What Is a Memorandum of Association?
The Memorandum of Association is the external constitution of a company registered under the Companies and Other Business Entities Act [Chapter 24:31]. It defines the relationship between the company and the outside world — setting out what the company is called, what it can do, and how its capital is structured.
Together with the Articles of Association, the Memorandum forms the company’s constitutional documents. While the Articles deal with internal governance, the Memorandum addresses the company’s external identity and powers.
Mandatory Clauses
Every Memorandum of Association must contain the following clauses:
1. Name Clause
States the full legal name of the company as approved in the name search. For a Pvt Ltd, the name must end with “(Private) Limited”. For a PLC, it must end with “Limited”.
2. Objects Clause
Defines the scope of the company’s business activities. This is one of the most important clauses because it determines what the company can legally do. Common approaches include:
- Specific objects: Listing particular activities (e.g., “to carry on the business of software development”)
- General commercial objects: A broad clause allowing the company to engage in any lawful commercial activity
- Combined approach: Specific primary objects with a general clause covering ancillary activities
3. Liability Clause
States that the liability of members is limited to the amount unpaid on their shares. This is the clause that provides limited liability protection — the core benefit of incorporating.
4. Capital Clause
Specifies the authorised share capital of the company — the maximum number and value of shares the company can issue. For example:
“The authorised share capital of the Company is $1,000 divided into 1,000 ordinary shares of $1.00 each.”
There is no statutory minimum share capital for Pvt Ltd companies. Common structures include 100 shares of $1.00 each or 1,000 shares of $1.00 each.
5. Association Clause
This is where the subscribers (founding shareholders) state their desire to form a company and agree to take the shares set out against their names. Each subscriber must sign the Memorandum and state the number of shares they are taking.
Minimum subscribers: 2 for a Pvt Ltd, 7 for a PLC.

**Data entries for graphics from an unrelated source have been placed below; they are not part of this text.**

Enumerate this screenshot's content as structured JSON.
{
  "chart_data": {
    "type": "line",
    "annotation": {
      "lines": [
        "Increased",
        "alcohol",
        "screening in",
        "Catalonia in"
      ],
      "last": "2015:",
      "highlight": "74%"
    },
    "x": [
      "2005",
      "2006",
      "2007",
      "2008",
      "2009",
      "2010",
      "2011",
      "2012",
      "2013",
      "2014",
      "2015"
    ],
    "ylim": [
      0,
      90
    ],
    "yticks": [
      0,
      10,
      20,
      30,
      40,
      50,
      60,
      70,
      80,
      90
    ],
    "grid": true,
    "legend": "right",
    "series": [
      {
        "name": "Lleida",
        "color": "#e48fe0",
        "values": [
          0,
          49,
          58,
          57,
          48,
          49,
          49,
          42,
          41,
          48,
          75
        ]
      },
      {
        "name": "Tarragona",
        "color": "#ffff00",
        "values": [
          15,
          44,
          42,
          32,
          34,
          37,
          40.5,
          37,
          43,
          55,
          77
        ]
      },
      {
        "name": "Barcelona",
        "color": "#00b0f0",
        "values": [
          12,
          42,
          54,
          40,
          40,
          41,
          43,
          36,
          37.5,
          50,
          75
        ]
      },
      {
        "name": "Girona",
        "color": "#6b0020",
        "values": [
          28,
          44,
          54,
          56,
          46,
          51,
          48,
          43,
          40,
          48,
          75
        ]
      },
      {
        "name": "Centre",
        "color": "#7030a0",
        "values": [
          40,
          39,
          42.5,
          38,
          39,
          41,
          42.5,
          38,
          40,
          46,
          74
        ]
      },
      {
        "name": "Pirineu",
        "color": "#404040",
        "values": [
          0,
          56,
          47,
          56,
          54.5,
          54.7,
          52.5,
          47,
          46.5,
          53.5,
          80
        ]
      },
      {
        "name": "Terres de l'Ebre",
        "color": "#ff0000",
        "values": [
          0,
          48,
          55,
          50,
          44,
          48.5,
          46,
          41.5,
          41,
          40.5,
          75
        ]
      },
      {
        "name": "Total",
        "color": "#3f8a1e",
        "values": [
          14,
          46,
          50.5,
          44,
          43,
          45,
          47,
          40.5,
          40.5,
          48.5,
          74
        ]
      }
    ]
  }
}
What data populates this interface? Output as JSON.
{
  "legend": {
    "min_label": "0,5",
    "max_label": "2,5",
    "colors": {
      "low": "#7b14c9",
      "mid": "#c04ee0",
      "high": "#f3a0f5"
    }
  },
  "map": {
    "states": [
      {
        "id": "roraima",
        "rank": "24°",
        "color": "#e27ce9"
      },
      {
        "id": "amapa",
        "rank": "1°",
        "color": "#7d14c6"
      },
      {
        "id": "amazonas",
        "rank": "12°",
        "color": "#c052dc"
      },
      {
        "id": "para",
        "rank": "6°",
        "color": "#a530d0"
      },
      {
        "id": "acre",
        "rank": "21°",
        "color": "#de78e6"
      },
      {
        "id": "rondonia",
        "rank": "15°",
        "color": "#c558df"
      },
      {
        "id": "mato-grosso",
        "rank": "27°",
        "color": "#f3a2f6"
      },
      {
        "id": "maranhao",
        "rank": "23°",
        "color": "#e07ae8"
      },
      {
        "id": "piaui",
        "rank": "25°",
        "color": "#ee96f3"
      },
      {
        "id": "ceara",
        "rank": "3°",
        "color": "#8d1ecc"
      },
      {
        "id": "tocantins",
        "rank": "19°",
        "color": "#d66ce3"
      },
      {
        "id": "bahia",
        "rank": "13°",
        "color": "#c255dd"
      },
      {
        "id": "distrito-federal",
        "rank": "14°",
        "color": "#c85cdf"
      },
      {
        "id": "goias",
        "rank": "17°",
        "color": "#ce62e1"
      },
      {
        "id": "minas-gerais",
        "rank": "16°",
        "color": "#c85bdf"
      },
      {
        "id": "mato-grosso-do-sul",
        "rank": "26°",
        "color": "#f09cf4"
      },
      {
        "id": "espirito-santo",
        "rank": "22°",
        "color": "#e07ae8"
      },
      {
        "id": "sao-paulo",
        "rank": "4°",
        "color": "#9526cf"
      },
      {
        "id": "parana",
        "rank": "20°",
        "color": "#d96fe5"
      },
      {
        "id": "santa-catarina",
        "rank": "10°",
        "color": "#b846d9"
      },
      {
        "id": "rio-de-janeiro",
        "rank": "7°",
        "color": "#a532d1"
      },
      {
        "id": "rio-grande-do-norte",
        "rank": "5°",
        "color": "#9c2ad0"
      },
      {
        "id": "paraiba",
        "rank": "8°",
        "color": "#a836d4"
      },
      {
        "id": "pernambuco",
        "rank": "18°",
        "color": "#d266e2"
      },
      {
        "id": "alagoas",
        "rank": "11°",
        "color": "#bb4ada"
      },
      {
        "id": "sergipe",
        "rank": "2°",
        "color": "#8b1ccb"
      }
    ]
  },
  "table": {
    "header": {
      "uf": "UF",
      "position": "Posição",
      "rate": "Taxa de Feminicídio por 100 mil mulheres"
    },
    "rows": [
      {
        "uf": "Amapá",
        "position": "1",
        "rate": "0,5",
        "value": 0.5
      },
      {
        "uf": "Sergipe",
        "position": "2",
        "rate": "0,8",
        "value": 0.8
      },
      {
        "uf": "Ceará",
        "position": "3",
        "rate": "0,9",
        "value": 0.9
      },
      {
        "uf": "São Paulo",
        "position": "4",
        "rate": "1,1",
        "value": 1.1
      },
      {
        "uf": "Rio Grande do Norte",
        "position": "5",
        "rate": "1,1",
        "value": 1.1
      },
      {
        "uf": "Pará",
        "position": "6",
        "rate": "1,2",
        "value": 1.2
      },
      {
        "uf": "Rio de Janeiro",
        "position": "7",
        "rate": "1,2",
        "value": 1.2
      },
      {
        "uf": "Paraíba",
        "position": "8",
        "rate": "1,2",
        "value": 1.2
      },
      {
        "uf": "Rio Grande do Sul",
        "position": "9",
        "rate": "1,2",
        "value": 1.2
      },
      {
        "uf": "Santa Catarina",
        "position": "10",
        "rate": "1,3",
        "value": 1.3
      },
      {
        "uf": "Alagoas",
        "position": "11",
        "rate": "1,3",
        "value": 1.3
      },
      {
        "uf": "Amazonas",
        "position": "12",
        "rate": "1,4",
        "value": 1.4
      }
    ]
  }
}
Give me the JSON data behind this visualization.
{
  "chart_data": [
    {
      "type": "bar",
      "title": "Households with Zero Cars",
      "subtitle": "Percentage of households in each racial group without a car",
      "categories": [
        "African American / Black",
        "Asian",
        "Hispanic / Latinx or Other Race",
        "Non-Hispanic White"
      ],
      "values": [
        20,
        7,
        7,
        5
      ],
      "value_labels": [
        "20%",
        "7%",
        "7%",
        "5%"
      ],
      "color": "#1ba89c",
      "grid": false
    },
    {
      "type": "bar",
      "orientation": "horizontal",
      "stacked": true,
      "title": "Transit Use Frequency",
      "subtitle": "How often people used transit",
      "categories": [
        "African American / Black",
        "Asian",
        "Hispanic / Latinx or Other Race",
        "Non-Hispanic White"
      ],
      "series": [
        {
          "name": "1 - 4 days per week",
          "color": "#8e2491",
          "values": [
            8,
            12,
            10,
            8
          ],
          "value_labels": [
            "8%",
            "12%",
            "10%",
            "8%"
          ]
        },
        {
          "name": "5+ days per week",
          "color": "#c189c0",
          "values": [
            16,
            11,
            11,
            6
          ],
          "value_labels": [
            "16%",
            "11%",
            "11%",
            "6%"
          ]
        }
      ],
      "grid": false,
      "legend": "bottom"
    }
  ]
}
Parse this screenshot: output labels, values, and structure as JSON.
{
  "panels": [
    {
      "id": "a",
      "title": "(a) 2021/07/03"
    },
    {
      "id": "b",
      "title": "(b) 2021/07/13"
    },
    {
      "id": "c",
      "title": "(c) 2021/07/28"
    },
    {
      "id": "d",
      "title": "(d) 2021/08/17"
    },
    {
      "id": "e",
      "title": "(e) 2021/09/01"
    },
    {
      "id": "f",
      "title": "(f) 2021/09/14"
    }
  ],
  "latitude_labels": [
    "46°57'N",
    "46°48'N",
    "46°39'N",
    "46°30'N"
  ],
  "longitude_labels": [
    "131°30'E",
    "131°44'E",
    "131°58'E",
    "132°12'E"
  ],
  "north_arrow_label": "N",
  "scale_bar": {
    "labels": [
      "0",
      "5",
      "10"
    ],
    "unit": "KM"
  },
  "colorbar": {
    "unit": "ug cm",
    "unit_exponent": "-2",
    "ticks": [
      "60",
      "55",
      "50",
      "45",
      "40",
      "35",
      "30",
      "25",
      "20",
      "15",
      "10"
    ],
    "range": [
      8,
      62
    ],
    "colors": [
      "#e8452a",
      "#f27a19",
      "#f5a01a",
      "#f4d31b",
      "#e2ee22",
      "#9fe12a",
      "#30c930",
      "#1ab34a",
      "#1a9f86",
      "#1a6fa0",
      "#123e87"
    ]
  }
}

Sample Memorandum Structure
| Clause | Content |
|---|---|
| 1. Name | “The name of the Company is [Name] (Private) Limited.” |
| 2. Objects | “The objects for which the Company is established are: (a) To carry on the business of [specific activity]; (b) To carry on any other lawful business...” |
| 3. Liability | “The liability of the members is limited to the amount, if any, unpaid on the shares held by them.” |
| 4. Capital | “The authorised share capital is $[amount] divided into [number] ordinary shares of $[value] each.” |
| 5. Association | “We, the several persons whose names, addresses and descriptions are subscribed, wish to be formed into a company...” [followed by subscriber table] |
Signing and Witnessing
The Memorandum must be:
- Signed by each subscriber (founding shareholder) next to their name and share allocation
- Witnessed by a person who is not a subscriber (usually a Commissioner of Oaths)
- Dated
Each subscriber must sign in the presence of the witness, who then signs and adds their details.
Amending the Memorandum
After registration, the Memorandum can be amended by passing a special resolution (requiring at least a 75% majority of shareholders). Common amendments include:
- Change of name: Requires name search approval and filing with the Registrar (fee included in our service)
- Change of objects: Filed with the Registrar; may be challenged by minority shareholders
- Increase in share capital: Filed with the Registrar (fee included in our service)
- Conversion from Pvt Ltd to PLC: Requires full re-drafting and additional compliance
Need a Memorandum Drafted?
We prepare professionally drafted Memoranda of Association tailored to your business.
Start Registration WhatsApp UsFrequently Asked Questions
What is a Memorandum of Association in Zimbabwe?
What must a Memorandum contain?
It must contain: the name clause, objects clause (business activities), liability clause (limited liability statement), capital clause (authorised share capital), and association clause (subscribers’ signatures and share allocations).
Can I change the Memorandum after registration?
Yes. The Memorandum can be amended by passing a special resolution (75% majority of shareholders). Certain changes must also be filed with the Companies Registry.
Do I need a lawyer to draft the Memorandum?
While not legally required, professional drafting is strongly recommended. Errors in the Memorandum can result in registration rejection, or create legal issues later. Many registration agents include Memorandum drafting in their service package.